I often wonder how Prime Minister Zulfiqar Ali Bhutto might have dealt with the multiple crises that we face today. We are despised as the patron of militant Islamists. We stand isolated as never before despite being the only Muslim nuclear power with the fifth largest army in the world. We are intimidated by India in the east and face continued hostility on our western borders. We see the Middle East in utter chaos as Saudi Arabia and Iran fight through their proxies.
We miss Zulfiqar Ali Bhutto today more than ever before because now is the time when we need somebody like him. He had a great diplomatic sense and he would have found a way to mediate between Muslim countries in rivalry with each other besides playing a crucial role to stabilize the Middle East. He did that precisely when he brought Iran and Saudi Arabia on a single table at the famous 1974 Islamic Summit in Lahore. This was how Arabs realised how to use oil as a weapon and Pakistan cashed in by sending millions of its workers to Arab countries. Thanks to Bhutto, we survive on the roughly $ 15 billion remittances that come from the Middle East today.
It may require lots of space to enumerate Shaheed Zulfiqar Ali Bhutto’s lasting contribution to Pakistan but a few things stand out. The new generation may not realise in what difficult times Prime Minister Zulfiqar Ali Bhutto was asked to play his innings. Pakistan was absolutely demoralised after the separation of Bangladesh with its 90,000 troops languishing in Indian custody. Bhutto brought home our troops without conceding to any compromise in Kashmir or otherwise at Shimla. It was no small feat. He got the phoenix of Pakistan rise from the ashes by restoring our self-respect as Pakistanis. He brought everybody together to forge the much needed 1973 constitution and set the country on the path to nuclear security. But his biggest achievement was that he empowered the ordinary Pakistanis by introducing participatory democracy in this country. The man in the street loved him and the world looked at us with respect and envy. Shaheed Zulfiqar Ali Bhutto was respected internationally as a leader of great caliber and his achievement were acknowledged by prestigious newspapers including The New York Times, Christian Science Monitor – to name a few.
Yet the 4th of April had to happen. I still wonder why.
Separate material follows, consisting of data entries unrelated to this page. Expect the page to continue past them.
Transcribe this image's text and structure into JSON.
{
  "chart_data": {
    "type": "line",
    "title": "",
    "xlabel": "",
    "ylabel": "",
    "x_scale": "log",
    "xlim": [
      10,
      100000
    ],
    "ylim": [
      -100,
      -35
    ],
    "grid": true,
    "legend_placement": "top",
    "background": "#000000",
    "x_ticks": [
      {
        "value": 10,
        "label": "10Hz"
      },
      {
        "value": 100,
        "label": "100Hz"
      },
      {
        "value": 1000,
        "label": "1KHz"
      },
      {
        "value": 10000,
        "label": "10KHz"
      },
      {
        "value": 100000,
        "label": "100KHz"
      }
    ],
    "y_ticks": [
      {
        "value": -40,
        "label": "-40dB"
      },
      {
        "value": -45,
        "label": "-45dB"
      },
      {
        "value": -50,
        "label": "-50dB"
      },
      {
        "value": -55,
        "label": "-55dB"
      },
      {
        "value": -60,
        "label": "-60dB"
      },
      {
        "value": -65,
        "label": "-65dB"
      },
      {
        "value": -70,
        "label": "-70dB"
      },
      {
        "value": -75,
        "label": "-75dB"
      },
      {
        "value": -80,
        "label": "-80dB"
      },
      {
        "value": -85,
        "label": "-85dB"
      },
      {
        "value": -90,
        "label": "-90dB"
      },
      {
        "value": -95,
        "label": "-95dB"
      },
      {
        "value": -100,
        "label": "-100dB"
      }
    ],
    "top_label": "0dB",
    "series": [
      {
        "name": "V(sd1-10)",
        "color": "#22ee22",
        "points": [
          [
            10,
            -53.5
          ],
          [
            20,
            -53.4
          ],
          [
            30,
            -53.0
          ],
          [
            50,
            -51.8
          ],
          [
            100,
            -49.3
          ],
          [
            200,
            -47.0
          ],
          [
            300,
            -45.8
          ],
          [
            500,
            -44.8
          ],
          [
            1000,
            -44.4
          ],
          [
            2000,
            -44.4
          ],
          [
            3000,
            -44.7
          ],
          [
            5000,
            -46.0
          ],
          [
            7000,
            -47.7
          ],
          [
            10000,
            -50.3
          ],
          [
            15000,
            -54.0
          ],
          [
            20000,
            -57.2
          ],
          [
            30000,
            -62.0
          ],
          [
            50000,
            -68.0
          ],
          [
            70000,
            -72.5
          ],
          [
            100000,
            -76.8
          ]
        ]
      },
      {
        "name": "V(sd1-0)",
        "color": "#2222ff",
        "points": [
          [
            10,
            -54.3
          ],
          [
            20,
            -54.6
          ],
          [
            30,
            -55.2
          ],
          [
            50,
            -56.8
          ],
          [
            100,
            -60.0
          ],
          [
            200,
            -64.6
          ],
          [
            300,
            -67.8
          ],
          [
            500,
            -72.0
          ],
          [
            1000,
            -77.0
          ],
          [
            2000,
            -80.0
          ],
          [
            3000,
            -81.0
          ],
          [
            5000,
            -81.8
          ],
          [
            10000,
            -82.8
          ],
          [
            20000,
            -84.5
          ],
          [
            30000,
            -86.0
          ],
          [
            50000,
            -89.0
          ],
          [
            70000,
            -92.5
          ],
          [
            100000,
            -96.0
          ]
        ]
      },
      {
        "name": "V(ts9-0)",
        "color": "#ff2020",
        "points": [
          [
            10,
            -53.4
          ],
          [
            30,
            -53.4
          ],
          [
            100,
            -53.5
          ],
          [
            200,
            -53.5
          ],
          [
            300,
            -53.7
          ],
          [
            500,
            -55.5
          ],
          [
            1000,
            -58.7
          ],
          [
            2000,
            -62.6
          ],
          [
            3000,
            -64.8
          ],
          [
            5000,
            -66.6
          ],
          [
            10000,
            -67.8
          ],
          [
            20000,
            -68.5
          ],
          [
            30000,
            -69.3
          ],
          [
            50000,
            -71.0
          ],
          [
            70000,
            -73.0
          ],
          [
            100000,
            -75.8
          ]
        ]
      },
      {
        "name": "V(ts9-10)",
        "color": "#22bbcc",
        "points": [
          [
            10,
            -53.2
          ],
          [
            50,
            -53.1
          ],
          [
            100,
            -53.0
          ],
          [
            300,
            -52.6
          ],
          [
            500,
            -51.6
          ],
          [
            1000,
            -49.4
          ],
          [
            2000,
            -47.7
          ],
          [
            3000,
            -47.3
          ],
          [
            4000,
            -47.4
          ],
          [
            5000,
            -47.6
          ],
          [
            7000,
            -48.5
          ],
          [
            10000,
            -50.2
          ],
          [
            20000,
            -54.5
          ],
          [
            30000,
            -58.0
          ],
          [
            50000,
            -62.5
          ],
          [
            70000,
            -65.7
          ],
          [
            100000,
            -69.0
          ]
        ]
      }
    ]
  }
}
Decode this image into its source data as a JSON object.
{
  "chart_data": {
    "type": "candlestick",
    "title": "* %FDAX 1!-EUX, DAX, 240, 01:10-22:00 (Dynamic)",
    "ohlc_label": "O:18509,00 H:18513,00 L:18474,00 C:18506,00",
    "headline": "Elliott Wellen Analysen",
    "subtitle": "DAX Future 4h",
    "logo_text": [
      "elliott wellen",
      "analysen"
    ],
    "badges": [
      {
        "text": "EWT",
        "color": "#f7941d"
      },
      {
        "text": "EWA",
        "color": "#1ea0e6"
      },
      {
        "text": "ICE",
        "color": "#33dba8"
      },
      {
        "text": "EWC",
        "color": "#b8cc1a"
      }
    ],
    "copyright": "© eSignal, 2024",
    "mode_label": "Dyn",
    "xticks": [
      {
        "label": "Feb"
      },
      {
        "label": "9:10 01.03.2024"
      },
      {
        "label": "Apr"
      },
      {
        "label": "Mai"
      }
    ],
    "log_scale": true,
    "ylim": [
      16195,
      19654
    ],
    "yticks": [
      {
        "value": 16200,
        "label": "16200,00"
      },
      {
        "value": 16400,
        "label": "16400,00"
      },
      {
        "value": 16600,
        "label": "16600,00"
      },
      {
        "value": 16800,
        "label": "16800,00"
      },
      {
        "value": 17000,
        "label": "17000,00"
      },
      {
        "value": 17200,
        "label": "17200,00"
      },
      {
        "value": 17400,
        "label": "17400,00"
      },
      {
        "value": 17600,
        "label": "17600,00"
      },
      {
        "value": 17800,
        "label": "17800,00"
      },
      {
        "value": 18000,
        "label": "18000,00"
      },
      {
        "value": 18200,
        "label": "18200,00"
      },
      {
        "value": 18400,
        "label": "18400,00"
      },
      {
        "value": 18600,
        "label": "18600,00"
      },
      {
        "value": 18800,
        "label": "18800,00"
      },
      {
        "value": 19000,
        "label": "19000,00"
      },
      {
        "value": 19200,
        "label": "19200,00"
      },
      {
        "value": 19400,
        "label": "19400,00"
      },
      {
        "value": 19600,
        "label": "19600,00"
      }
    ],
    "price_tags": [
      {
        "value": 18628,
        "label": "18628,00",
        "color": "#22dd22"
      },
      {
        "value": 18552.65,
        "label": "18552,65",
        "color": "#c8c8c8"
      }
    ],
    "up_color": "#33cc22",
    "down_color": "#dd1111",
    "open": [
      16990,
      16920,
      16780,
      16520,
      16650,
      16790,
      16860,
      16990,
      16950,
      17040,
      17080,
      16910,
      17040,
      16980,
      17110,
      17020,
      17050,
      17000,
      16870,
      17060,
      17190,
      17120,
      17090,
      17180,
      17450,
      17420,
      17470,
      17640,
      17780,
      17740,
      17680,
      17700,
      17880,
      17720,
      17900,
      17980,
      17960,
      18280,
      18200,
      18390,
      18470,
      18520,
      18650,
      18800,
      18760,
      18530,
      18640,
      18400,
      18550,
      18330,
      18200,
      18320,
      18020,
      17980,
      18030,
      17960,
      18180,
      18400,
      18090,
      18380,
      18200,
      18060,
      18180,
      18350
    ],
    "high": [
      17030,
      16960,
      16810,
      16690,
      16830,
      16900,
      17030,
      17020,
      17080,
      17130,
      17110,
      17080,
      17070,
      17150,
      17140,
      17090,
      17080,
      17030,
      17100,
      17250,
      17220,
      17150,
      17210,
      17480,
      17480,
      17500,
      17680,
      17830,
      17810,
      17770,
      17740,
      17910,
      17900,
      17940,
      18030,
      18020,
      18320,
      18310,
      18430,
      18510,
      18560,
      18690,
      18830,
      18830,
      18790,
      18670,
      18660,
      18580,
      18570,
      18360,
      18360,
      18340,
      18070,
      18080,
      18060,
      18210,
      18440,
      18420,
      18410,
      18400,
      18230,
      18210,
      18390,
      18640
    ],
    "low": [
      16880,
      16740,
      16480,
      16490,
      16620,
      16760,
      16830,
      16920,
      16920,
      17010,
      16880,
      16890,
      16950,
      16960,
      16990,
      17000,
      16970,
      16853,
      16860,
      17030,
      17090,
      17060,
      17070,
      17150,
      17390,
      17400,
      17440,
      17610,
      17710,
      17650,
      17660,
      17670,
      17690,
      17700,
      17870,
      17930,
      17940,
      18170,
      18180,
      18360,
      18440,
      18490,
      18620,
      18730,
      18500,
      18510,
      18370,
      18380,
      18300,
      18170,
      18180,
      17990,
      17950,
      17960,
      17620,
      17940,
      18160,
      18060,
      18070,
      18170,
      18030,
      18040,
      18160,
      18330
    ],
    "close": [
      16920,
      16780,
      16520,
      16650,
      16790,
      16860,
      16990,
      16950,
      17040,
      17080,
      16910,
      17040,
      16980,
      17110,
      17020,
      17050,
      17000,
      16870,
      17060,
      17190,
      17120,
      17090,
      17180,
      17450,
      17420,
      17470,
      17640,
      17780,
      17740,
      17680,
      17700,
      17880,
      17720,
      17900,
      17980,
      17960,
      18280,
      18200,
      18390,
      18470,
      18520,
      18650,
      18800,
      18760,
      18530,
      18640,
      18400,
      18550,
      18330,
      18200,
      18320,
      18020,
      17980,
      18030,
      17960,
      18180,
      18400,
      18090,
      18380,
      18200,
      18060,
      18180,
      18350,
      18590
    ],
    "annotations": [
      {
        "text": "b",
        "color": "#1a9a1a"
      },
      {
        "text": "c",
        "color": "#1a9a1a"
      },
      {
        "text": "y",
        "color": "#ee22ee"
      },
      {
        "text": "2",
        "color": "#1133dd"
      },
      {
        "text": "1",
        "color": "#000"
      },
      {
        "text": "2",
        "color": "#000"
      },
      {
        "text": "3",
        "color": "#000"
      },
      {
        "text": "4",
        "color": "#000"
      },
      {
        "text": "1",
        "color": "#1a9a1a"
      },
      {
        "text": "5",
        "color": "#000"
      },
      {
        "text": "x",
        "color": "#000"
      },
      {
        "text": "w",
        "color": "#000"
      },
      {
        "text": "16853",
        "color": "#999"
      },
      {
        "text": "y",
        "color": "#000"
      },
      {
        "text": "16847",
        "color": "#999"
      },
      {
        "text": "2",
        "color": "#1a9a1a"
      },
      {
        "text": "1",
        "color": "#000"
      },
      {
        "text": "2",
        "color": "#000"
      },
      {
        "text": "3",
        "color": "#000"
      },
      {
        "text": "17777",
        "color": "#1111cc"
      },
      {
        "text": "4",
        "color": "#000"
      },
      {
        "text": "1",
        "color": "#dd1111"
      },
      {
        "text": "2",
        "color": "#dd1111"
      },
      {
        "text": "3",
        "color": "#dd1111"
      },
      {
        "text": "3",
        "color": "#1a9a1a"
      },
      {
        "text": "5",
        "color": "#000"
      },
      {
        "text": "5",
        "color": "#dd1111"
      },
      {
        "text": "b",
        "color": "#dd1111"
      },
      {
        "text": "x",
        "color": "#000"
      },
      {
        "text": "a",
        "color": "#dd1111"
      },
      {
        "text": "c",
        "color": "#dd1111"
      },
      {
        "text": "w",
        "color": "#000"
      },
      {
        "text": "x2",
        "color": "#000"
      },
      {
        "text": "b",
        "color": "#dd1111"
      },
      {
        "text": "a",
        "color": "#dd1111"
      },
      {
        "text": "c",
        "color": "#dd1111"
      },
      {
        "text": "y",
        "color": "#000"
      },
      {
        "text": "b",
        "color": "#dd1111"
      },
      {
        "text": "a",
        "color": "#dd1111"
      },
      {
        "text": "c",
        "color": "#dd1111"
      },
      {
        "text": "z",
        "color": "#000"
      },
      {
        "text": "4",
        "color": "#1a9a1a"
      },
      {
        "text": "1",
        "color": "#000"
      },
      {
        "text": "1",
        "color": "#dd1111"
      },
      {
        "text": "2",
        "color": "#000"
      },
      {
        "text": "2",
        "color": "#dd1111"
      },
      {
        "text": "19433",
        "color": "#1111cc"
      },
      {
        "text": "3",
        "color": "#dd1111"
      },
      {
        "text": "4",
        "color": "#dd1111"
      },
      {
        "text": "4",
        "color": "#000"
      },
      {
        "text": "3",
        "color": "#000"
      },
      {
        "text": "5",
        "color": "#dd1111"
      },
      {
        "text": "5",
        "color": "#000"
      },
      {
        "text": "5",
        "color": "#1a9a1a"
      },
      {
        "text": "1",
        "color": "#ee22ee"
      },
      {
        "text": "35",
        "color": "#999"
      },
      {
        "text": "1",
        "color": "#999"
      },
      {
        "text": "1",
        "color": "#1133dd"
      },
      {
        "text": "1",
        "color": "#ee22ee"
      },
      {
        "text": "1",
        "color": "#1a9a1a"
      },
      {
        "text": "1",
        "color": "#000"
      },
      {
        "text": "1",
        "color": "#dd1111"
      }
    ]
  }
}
Perhaps our enemies got scared by our rising power; perhaps the West got threatened by Bhutto’s ability to gather Islamic counties in a common bloc; perhaps our ever growing relationship with China was thorn in the eyes of our enemies. Here I sit in the old attic of Bhutto Legacy Foundation and sift through files to understand that crucial chapter of our history. I am convinced that, whatever the case, Zia connived with the foreign enemies to rig our institutions to execute that great leader that Zulfiqar Ali Bhutto was. I am proud that I got the chance to know Bhutto sahib and then worked with his great daughter, Mohtarma Benazir Bhutto Shaheed. And now I feel it important to bring out the duty files from my attic to remind the third generation represented by Chairman Bilawal Bhutto Zardari of the rich legacy of the Bhuttos.
The 4th of April also reminds that the supreme sacrifice of the great leader Shaheed Zulfiqar Ali Bhutto. He spent his 51st birthday in the death cell of Rawalpindi. He was a courageous man and he faced this ordeal with dignity and calm demeanour despite ill health. This day is a reminder for us to reiterate our commitment to follow Bhutto’s democratic ideals and political philosophy. The evil of terror and injustice that tried to erase Bhutto’s name failed miserably because the name is alive even today; the streets of Pakistan still echo with zinda hai Bhutto zinda hai.